Slow Magnetization Relaxation in a 1-D Double-Chain Coordination Polymer Composed of {Dy<sup>III</sup> <sub>4</sub>} Repeating Units

Abstract

The “unsuccessful” synthesis of the non-commercially available ‘Dy(O2CPh)3’ precursor from the stoichiometric reaction of Dy(NO3)3·5H2O with 3 equivalents of NaO2CPh in MeCN/H2O has led instead to the “successful” isolation and structural characterization of the 1-D coordination polymer [Dy4(O2CPh)12(H2O)8]n·2n(PhCO2H)·n(MeCN) (1·2n(PhCO2H)·n(MeCN)) in excellent yields (~90%). The one-dimensional double-chain structure of 1 was resulted from the linkage of two parallel chains by syn,anti-η1:η1:µ PhCO2 - groups.

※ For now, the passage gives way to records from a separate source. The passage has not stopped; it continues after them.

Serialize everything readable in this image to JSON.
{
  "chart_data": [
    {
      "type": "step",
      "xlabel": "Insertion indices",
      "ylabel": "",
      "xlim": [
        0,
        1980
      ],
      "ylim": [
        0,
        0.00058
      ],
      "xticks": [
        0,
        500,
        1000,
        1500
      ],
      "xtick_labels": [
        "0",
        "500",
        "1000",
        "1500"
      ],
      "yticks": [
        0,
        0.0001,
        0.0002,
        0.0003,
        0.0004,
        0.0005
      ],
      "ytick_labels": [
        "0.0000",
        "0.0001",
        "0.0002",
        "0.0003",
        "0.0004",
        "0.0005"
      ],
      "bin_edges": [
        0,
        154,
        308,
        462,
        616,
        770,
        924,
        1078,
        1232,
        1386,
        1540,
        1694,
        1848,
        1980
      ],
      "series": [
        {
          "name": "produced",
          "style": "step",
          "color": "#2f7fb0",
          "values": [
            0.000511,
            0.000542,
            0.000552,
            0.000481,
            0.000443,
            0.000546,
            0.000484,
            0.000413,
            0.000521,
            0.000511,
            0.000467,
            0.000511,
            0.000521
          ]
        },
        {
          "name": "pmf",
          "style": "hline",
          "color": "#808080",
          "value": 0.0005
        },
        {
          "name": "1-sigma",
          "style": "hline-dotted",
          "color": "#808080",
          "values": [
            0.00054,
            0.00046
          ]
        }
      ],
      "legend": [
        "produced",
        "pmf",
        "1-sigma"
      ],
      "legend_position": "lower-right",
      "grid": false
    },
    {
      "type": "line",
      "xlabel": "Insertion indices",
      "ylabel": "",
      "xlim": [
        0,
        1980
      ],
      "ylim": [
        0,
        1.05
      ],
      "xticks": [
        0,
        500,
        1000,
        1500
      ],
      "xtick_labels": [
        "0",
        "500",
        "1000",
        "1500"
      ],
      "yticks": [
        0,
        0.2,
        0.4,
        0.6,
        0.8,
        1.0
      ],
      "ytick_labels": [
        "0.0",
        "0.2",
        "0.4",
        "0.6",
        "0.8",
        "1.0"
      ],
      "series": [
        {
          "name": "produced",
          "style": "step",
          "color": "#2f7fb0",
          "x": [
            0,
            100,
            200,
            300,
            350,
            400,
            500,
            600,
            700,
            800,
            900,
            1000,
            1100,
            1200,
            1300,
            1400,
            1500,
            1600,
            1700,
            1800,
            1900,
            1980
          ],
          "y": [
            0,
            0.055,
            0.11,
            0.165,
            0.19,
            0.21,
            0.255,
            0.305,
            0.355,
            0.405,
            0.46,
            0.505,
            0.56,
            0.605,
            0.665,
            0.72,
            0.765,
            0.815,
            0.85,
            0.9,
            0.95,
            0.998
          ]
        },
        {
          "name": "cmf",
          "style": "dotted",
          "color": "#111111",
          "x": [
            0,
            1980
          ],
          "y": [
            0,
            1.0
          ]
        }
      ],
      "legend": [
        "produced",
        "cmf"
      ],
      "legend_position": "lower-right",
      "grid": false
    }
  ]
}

The lattice structure of 1 is further extended to a 2-D network through hydrogen bonding and Π-Π stacking interactions. The observation of out-of-phase (χ"M) ac susceptibility signals suggested that 1 might be a molecular nanomagnet, and this was confirmed by single-crystal magnetization vs. dc field sweeps that exhibited hysteresis, the diagnostic property of a magnet.